For each submission, missing results of testing cases are not allowed in general when the results for all testing cases will be automatically computed. If the submitted solution fails to generate the results for certain cases, a default output of ‘no finding’ (indicating an empty mask or non-PD) will be used to compute the evaluation metrics. For the cases without valid output, we set the ranks for the corresponding metrics to the maximum.

To assess whether the performance difference is significant, we will use paired and unpaired rank-based and t-test statistics for errors compared with permutation-generated one-sided null distributions.

Award policy

  1. Monetary awards for top-3 winners in both tracks. Top 1 team: $1000, 2nd team: $600, 3rd team: $400.
  2. The winners will be invited to submit their groundbreaking solutions (as coauthors) in a summarization paper.
  3. Student participants in the winning teams will be considered for admission and scholarship in organizers’ institutes

Top performing methods in the DGM segmentation track as well as in the PD segmentation track will be announced publicly, both on the competition website and in the conjunct workshop.

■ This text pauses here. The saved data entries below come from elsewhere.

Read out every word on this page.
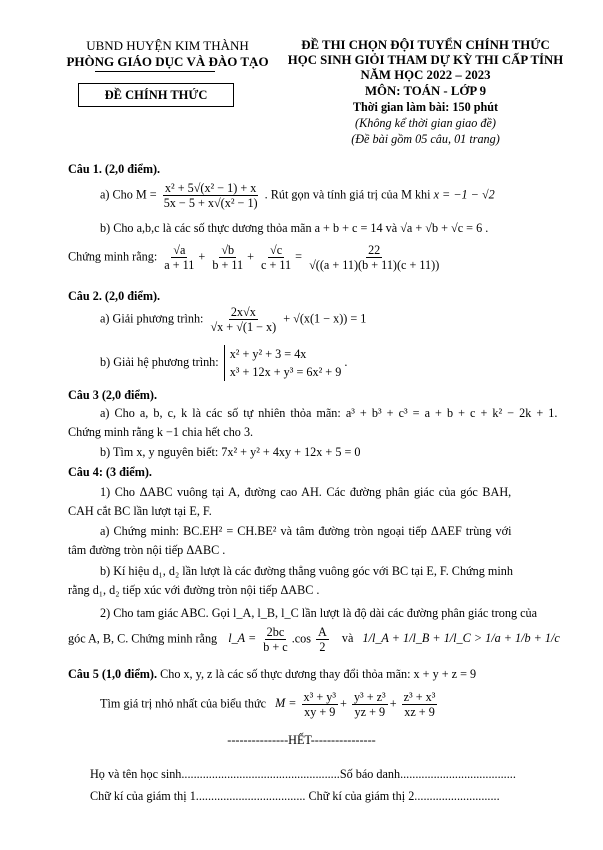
UBND HUYỆN KIM THÀNH
PHÒNG GIÁO DỤC VÀ ĐÀO TẠO
ĐỀ CHÍNH THỨC
ĐỀ THI CHỌN ĐỘI TUYỂN CHÍNH THỨC
HỌC SINH GIỎI THAM DỰ KỲ THI CẤP TỈNH
NĂM HỌC 2022 – 2023
MÔN: TOÁN - LỚP 9
Thời gian làm bài: 150 phút
(Không kể thời gian giao đề)
(Đề bài gồm 05 câu, 01 trang)
Câu 1. (2,0 điểm).
a) Cho $M = \frac{\text{x² + 5√(x² − 1) + x}}{\text{5x − 5 + x√(x² − 1)}}$ . Rút gọn và tính giá trị của M khi x = −1 − √2
b) Cho a,b,c là các số thực dương thỏa mãn a + b + c = 14 và √a + √b + √c = 6 .
Chứng minh rằng: $\frac{√a}{a + 11} + \frac{√b}{b + 11} + \frac{√c}{c + 11} = \frac{22}{√((a + 11)(b + 11)(c + 11))}$
Câu 2. (2,0 điểm).
a) Giải phương trình: $\frac{2x√x}{√x + √(1 - x)} + √(x(1 - x)) = 1$
b) Giải hệ phương trình:
x² + y² + 3 = 4x
x³ + 12x + y³ = 6x² + 9
.
Câu 3 (2,0 điểm).
a) Cho a, b, c, k là các số tự nhiên thỏa mãn: a³ + b³ + c³ = a + b + c + k² − 2k + 1.
Chứng minh rằng k −1 chia hết cho 3.
b) Tìm x, y nguyên biết: 7x² + y² + 4xy + 12x + 5 = 0
Câu 4: (3 điểm).
1) Cho ΔABC vuông tại A, đường cao AH. Các đường phân giác của góc BAH,
CAH cắt BC lần lượt tại E, F.
a) Chứng minh: BC.EH² = CH.BE² và tâm đường tròn ngoại tiếp ΔAEF trùng với
tâm đường tròn nội tiếp ΔABC .
b) Kí hiệu d₁, d₂ lần lượt là các đường thẳng vuông góc với BC tại E, F. Chứng minh
rằng d₁, d₂ tiếp xúc với đường tròn nội tiếp ΔABC .
2) Cho tam giác ABC. Gọi l_A, l_B, l_C lần lượt là độ dài các đường phân giác trong của
góc A, B, C. Chứng minh rằng l_A = $\frac{2bc}{b + c} .\cos \frac{A}{2}$ và 1/l_A + 1/l_B + 1/l_C > 1/a + 1/b + 1/c
Câu 5 (1,0 điểm). Cho x, y, z là các số thực dương thay đổi thỏa mãn: x + y + z = 9
Tìm giá trị nhỏ nhất của biểu thức $M = \frac{\text{x³ + y³}}{xy + 9} + \frac{\text{y³ + z³}}{yz + 9} + \frac{\text{z³ + x³}}{xz + 9}$
---------------HẾT----------------
Họ và tên học sinh....................................................Số báo danh......................................
Chữ kí của giám thị 1.................................... Chữ kí của giám thị 2............................
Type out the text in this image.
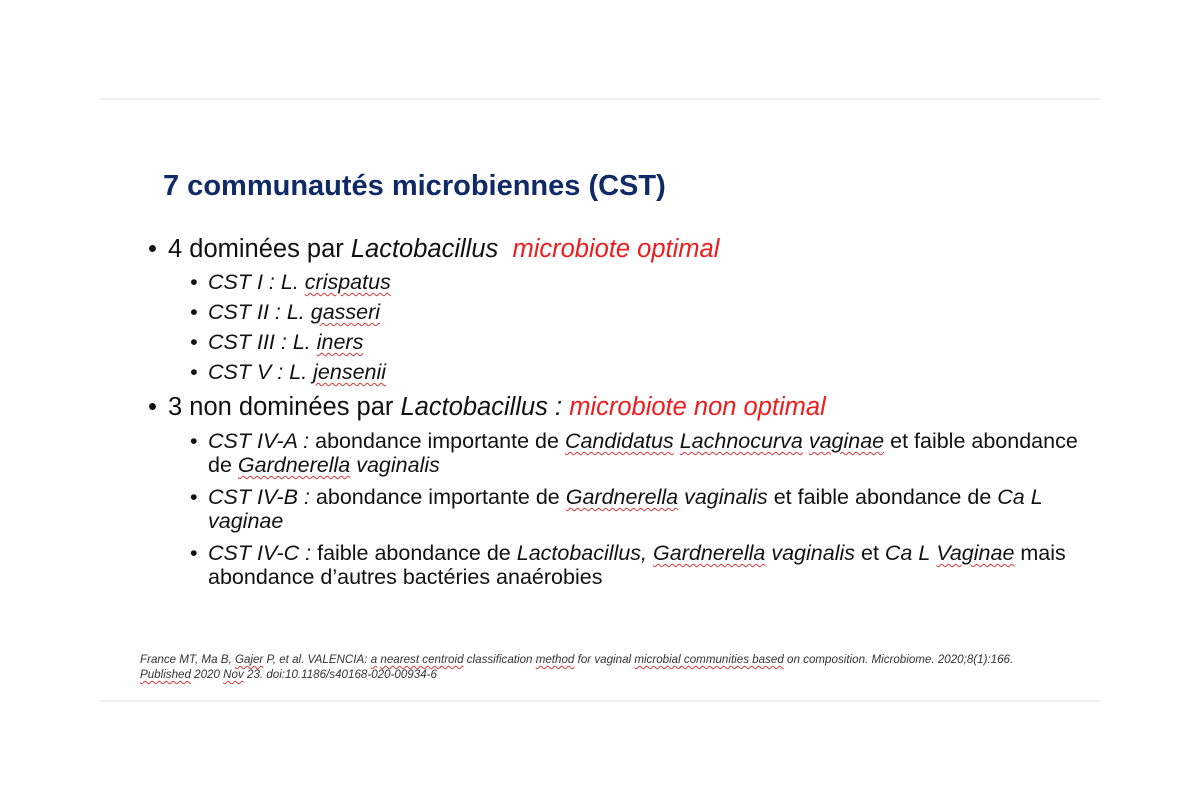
7 communautés microbiennes (CST)
• 4 dominées par Lactobacillus microbiote optimal
• CST I : L. crispatus
• CST II : L. gasseri
• CST III : L. iners
• CST V : L. jensenii
• 3 non dominées par Lactobacillus : microbiote non optimal
• CST IV-A : abondance importante de Candidatus Lachnocurva vaginae et faible abondance de Gardnerella vaginalis
• CST IV-B : abondance importante de Gardnerella vaginalis et faible abondance de Ca L vaginae
• CST IV-C : faible abondance de Lactobacillus, Gardnerella vaginalis et Ca L Vaginae mais abondance d’autres bactéries anaérobies
France MT, Ma B, Gajer P, et al. VALENCIA: a nearest centroid classification method for vaginal microbial communities based on composition. Microbiome. 2020;8(1):166. Published 2020 Nov 23. doi:10.1186/s40168-020-00934-6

We will summarize the challenge results and submit a paper to IEEE TMI or Medical Image Analysis. All members of the participating team qualify as authors.

submission

Using the dataset (200 cases in total of the training data), participants will develop model adaptation approaches using foundation models for the PD tasks. The participants should submit model predictions on the validation set several times before submitting the final results of testing predictions. At most 2 submissions of prediction results on the testing set are allowed.

Participants could submit their results of the validation set (100 cases of the validation data with labels held hidden before the final evaluation phase) to the server during the validation phase (3-5 submissions are allowed). Once the validation phase ends, the organizers will release the labels for the validation set

The evaluation samples and codes will be provided in PDCADxFoundation Github homepage once the validation phase starts. The submission format will be detailed as well, and it should be sent to organizers via e-mail.